Reasoning models may be doing more than extending their chains of thought. A study described by researchers from Google, the University of Chicago, and the Santa Fe Institute found that models including Deepseek-R1 and QwQ-32B can produce a kind of internal exchange, where different simulated perspectives question, correct, and refine the answer.
The researchers call this pattern a "society of thought". The phrase matters because it frames AI reasoning as something closer to a structured argument than a single uninterrupted calculation.

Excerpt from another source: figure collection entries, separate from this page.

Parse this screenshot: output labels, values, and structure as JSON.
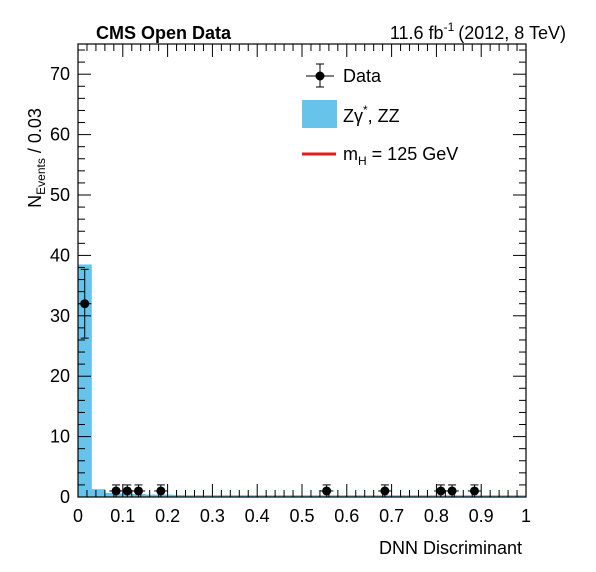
{
  "chart_data": {
    "type": "bar",
    "header": {
      "experiment": "CMS Open Data",
      "luminosity": "11.6 fb",
      "luminosity_exp": "-1",
      "conditions": "(2012, 8 TeV)"
    },
    "xlabel": "DNN Discriminant",
    "ylabel_main": "N",
    "ylabel_sub": "Events",
    "ylabel_tail": " / 0.03",
    "xlim": [
      0,
      1
    ],
    "ylim": [
      0,
      75
    ],
    "x_major_ticks": [
      0,
      0.1,
      0.2,
      0.3,
      0.4,
      0.5,
      0.6,
      0.7,
      0.8,
      0.9,
      1
    ],
    "x_tick_labels": [
      "0",
      "0.1",
      "0.2",
      "0.3",
      "0.4",
      "0.5",
      "0.6",
      "0.7",
      "0.8",
      "0.9",
      "1"
    ],
    "y_major_ticks": [
      0,
      10,
      20,
      30,
      40,
      50,
      60,
      70
    ],
    "y_tick_labels": [
      "0",
      "10",
      "20",
      "30",
      "40",
      "50",
      "60",
      "70"
    ],
    "bin_width": 0.03,
    "background": {
      "name": "Zγ*, ZZ",
      "name_main": "Zγ",
      "name_sup": "*",
      "name_tail": ", ZZ",
      "color": "#67c3ea",
      "bin_edges": [
        0,
        0.03,
        0.06,
        0.09,
        0.12,
        0.15,
        0.18,
        0.21,
        0.24,
        0.27,
        0.3,
        0.33,
        0.36,
        0.39,
        0.42,
        0.45,
        0.48,
        0.51,
        0.54,
        0.57,
        0.6,
        0.63,
        0.66,
        0.69,
        0.72,
        0.75,
        0.78,
        0.81,
        0.84,
        0.87,
        0.9,
        0.93,
        0.96,
        0.99,
        1.0
      ],
      "values": [
        38.5,
        1.3,
        0.7,
        0.6,
        0.5,
        0.4,
        0.4,
        0.35,
        0.3,
        0.3,
        0.3,
        0.3,
        0.3,
        0.3,
        0.3,
        0.3,
        0.3,
        0.3,
        0.3,
        0.3,
        0.3,
        0.3,
        0.3,
        0.3,
        0.3,
        0.3,
        0.3,
        0.3,
        0.3,
        0.3,
        0.3,
        0.3,
        0.3,
        0.3
      ]
    },
    "signal": {
      "name_main": "m",
      "name_sub": "H",
      "name_tail": " = 125 GeV",
      "color": "#e41a1c",
      "values": []
    },
    "data": {
      "name": "Data",
      "color": "#000000",
      "points": [
        {
          "x": 0.015,
          "y": 32,
          "err": 5.7
        },
        {
          "x": 0.085,
          "y": 1,
          "err": 1
        },
        {
          "x": 0.11,
          "y": 1,
          "err": 1
        },
        {
          "x": 0.135,
          "y": 1,
          "err": 1
        },
        {
          "x": 0.185,
          "y": 1,
          "err": 1
        },
        {
          "x": 0.555,
          "y": 1,
          "err": 1
        },
        {
          "x": 0.685,
          "y": 1,
          "err": 1
        },
        {
          "x": 0.81,
          "y": 1,
          "err": 1
        },
        {
          "x": 0.835,
          "y": 1,
          "err": 1
        },
        {
          "x": 0.885,
          "y": 1,
          "err": 1
        }
      ]
    },
    "legend_position": "top-right",
    "grid": false
  }
}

Why internal disagreement matters
Standard language models often move through a problem in a direct sequence. The study suggests that stronger reasoning models behave differently on complex tasks: they pause, shift perspective, raise objections, and revise their own path.
That distinction is important for understanding AI reasoning. If a model can catch its own mistake during generation, the output may improve not because the model has more facts, but because its process includes checks against its own assumptions.
The researchers analyzed over 8,000 reasoning problems and compared reasoning models with standard instruction-tuned models. Deepseek-R1 showed more question-answer sequences and more frequent shifts in perspective than Deepseek-V3. QwQ-32B showed more explicit conflicts between viewpoints than Qwen-2.5-32B.
What the researchers observed
The team used an LLM-as-judge method, with Gemini 2.5 Pro classifying reasoning traces. The source says agreement with human raters was substantial, giving the researchers a way to compare these internal patterns across models and tasks.
One example came from a complex multi-stage Diels-Alder synthesis. Deepseek-R1 moved between perspectives and challenged its own reasoning. At one point, it wrote, "But here, it's cyclohexa-1,3-diene, not benzene," identifying a mistake while still working through the problem.
Deepseek-V3 handled the same kind of work differently. It followed what the study described as a "monologic sequence", did not second-guess itself in the same way, and reached the wrong answer.
That contrast captures the central finding: the stronger model did not merely produce more text. It produced a process with internal friction, where one part of the reasoning appeared to push back against another.
Diverse simulated voices
The study also examined the kinds of perspectives that appeared inside the reasoning process. Deepseek-R1 and QwQ-32B showed higher personality diversity than instruction-tuned models across the Big Five dimensions: Extraversion, Agreeableness, Conscientiousness, Neuroticism, and Openness.
There was one notable exception. Diversity was lower for conscientiousness, with the simulated voices appearing disciplined and diligent. The authors connect this to research on team dynamics: variation in socially oriented traits such as extraversion and neuroticism can help group performance, while variation in task-oriented traits such as conscientiousness can hurt it.
A creative writing task offered a clearer view of how these roles can appear. The LLM-as-judge identified seven perspectives in Deepseek-R1's chain of thought, including a "creative ideator" with high openness and a "semantic fidelity checker" with low agreeableness. That checker objected with the line: "But that adds 'deep-seated' which wasn't in the original."
In plain terms, the model appeared to stage both invention and critique. One perspective proposed changes; another guarded fidelity to the prompt. The value came from their tension.
Tests beyond observation
The researchers also tested whether the conversation-like pattern was connected to better performance. Using a technique from mechanistic interpretability, they examined which internal features a model activates. In Deepseek-R1-Llama-8B, they found a feature tied to conversational signals such as surprise, realization, or acknowledgment.
When they artificially boosted this feature during text generation, accuracy on a math task doubled from 27.1 to 54.8 percent. The models also checked intermediate results more often and caught their own mistakes more frequently.
Controlled reinforcement learning experiments pointed in a similar direction. Base models "spontaneously increase conversational behaviours" when rewarded for accuracy, even without explicit training on dialogue structures.
The effect was stronger in models previously trained with dialogue-like thought processes. In Qwen-2.5-3B, dialogue-trained models reached about 38 percent accuracy after 40 training steps, while monologue-trained models stalled at 28 percent.
The dialogue-like structure also transferred beyond math. Models trained on math problems with simulated multi-perspective discussions learned faster even when detecting harmful or toxic content.
What this suggests for future AI
The authors compare the findings with research on collective intelligence in human groups. Mercier and Sperber's "Enigma of Reason" theory argues that human thinking evolved primarily as a social process. Bakhtin's "dialogical self" describes thought as an internalized conversation among perspectives.
The study does not claim that reasoning traces are literally discussions among simulated human groups. It also does not claim they are definitely a single mind imitating multi-agent interaction. The point is narrower: structured diversity inside a model's reasoning may help problem-solving.
That conclusion sits beside a more cautious view of reasoning models. In the summer of 2025, Apple researchers raised doubts about the "thinking" capabilities of reasoning models. Their study said models like Deepseek-R1 break down as problem complexity increases and reason less, which they called a "fundamental scaling limit."
Other studies have reached similar conclusions, though the finding remains controversial. Taken together, the work suggests that the next question is not only whether AI models can reason, but what kinds of internal structure make their reasoning more reliable.